The single most important tool anyone has is their brain. To make that tool work at its greatest efficiency, it needs knowledge and training. The best source for that in our industry is the American Concrete Institute (ACI). Over the last few years, ACI’s educational programs have undergone revolutionary changes, moving from books and live seminars to web-based programs available to anyone, any time. For spearheading this transformation, we are recognizing Educational Activities Committee (EAC) Chair Frances Griffith as one of the Most Influential People in the Concrete Industry in 2018.
“I was in the right place at the right time,” she insists. “We had a brainstorming activity around the new strategic plan in the meeting right before I became chair in fall 2014. Who wouldn’t love taking over when a committee’s just listed everything it would like to do?! All these great ideas got plopped into my lap.”
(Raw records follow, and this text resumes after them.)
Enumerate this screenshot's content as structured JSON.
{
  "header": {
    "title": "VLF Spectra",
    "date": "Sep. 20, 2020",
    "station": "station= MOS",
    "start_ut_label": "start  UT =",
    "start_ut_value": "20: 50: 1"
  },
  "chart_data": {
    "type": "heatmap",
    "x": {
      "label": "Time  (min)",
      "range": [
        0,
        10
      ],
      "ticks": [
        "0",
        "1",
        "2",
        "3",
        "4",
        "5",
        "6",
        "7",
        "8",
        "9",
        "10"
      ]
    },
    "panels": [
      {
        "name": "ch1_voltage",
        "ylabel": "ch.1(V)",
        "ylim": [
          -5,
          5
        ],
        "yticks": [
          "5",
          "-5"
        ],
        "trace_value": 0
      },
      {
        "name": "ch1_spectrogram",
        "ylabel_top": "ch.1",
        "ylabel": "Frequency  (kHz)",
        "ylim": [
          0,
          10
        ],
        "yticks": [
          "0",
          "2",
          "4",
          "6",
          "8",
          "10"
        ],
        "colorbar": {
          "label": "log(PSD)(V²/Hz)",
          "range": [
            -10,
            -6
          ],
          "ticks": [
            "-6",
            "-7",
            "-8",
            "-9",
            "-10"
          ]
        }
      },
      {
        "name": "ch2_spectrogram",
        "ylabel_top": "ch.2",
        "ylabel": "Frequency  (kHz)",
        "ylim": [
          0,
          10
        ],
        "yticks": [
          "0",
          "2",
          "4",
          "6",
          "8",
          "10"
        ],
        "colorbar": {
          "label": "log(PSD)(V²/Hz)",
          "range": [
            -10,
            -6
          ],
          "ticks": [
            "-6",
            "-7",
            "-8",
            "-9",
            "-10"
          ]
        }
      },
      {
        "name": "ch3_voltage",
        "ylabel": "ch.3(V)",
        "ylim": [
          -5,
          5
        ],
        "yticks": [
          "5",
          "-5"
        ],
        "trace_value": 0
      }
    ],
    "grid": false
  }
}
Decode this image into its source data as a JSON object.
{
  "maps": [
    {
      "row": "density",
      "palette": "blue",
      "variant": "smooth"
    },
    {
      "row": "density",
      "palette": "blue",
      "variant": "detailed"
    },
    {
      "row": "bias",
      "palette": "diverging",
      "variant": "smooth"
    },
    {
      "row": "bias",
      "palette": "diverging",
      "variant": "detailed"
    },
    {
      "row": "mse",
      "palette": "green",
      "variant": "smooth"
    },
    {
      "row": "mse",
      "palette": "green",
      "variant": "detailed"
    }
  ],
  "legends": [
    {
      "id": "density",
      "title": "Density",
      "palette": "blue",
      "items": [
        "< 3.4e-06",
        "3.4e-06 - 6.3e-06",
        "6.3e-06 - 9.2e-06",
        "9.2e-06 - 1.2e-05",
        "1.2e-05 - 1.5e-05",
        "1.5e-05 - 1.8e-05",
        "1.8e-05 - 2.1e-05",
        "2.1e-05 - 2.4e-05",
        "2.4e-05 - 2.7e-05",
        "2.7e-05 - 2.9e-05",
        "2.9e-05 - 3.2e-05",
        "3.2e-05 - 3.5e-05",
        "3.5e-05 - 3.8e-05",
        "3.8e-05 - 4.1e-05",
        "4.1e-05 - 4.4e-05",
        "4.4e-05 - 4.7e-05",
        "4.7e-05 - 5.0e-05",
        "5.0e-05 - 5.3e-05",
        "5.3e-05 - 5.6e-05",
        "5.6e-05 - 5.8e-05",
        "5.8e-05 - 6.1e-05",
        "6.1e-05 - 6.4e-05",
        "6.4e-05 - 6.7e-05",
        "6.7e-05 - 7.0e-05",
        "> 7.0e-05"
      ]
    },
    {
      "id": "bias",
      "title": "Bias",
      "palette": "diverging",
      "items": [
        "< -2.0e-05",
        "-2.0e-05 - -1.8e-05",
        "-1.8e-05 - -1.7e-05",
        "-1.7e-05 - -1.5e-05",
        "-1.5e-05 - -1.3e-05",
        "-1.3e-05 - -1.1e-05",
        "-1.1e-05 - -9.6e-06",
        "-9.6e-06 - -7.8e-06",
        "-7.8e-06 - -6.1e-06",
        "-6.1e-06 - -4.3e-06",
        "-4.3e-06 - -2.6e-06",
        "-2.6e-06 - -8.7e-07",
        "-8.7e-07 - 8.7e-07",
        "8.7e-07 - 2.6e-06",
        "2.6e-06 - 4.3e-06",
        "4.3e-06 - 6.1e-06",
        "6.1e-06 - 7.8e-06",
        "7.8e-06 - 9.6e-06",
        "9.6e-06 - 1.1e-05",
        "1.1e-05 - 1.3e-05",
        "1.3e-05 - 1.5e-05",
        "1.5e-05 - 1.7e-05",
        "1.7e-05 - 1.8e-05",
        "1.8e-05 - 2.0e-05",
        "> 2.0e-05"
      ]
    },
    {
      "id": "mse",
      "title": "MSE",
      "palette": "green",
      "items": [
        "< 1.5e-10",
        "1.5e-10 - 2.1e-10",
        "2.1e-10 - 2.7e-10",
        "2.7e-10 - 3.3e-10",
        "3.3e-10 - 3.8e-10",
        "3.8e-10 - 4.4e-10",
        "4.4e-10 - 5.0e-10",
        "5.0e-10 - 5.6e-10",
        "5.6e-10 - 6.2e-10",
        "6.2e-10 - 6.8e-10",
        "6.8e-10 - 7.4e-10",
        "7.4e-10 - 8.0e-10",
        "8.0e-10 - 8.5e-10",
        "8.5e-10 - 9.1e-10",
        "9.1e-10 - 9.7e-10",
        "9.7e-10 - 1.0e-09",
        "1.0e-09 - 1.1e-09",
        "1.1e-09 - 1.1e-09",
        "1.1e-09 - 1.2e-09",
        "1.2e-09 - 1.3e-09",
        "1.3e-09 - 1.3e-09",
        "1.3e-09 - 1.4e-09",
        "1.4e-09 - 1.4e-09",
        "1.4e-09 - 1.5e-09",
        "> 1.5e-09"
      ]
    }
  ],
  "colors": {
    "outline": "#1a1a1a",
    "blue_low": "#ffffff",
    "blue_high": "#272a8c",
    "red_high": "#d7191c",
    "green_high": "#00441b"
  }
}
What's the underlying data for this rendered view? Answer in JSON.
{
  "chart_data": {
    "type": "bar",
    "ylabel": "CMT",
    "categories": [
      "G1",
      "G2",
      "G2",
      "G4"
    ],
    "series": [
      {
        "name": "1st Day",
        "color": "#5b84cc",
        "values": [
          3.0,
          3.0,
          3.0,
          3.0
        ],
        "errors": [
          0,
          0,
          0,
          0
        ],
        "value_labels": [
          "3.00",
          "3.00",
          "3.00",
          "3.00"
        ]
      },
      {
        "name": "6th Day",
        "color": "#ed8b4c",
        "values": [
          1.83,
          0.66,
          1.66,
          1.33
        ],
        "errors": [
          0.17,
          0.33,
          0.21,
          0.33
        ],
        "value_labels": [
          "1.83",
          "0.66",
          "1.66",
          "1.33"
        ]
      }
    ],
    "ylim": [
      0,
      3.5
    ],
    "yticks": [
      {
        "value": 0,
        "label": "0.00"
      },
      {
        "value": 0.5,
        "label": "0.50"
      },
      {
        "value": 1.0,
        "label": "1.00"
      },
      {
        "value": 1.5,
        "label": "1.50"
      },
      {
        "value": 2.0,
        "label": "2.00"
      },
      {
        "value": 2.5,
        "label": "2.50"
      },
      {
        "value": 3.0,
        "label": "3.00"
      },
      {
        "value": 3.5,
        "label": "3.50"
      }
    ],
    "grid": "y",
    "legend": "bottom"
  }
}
She wasted no time implementing them by collecting all online learning under ACI University, a cornucopia that touches nearly every industry topic. “We thought many of the ideas would fit nicely under this umbrella. We developed a new logo and an app and introduced the whole thing at World of Concrete 2015.” The committee also developed a certificate program, a series of online classes to earn a digital badge attesting to expertise in topics like anchorage design and concrete construction fundamentals.
Griffith’s role as associate director for the Center for Training Transportation Professionals at the University of Arkansas brought her to ACI and especially to the education and certification committees. “We are a little bubble program under the department of civil engineering, which has a contract with the Arkansas DOT to provide training.” The program includes ACI certification in field testing and strength testing.
Are we losing something by not having face-to-face educational efforts and relying on online education?
“There’s nothing better than being able to pick up the phone and talk with someone you’ve met at a meeting. We lose some of that but are able to touch many more people. I don’t know where the balance falls, but I hope the gains are outweighing the losses.”
Griffith’s vision for the future is expansive and aggressive. “I’d like an educational product for every ACI technical document because that would reflect the thoughts and meanings behind all the words. At ACI’s last convention, we went to some technical committees and told them about all the programs they could develop—online CEUs, webinars, what’s under ACI University for them to use.”
ACI has begun relying more on its staff to develop educational offerings. “Members still want to volunteer, but we want that time to be productive, making something happen.” As long as ACI has leaders like Griffith, things will continue to happen.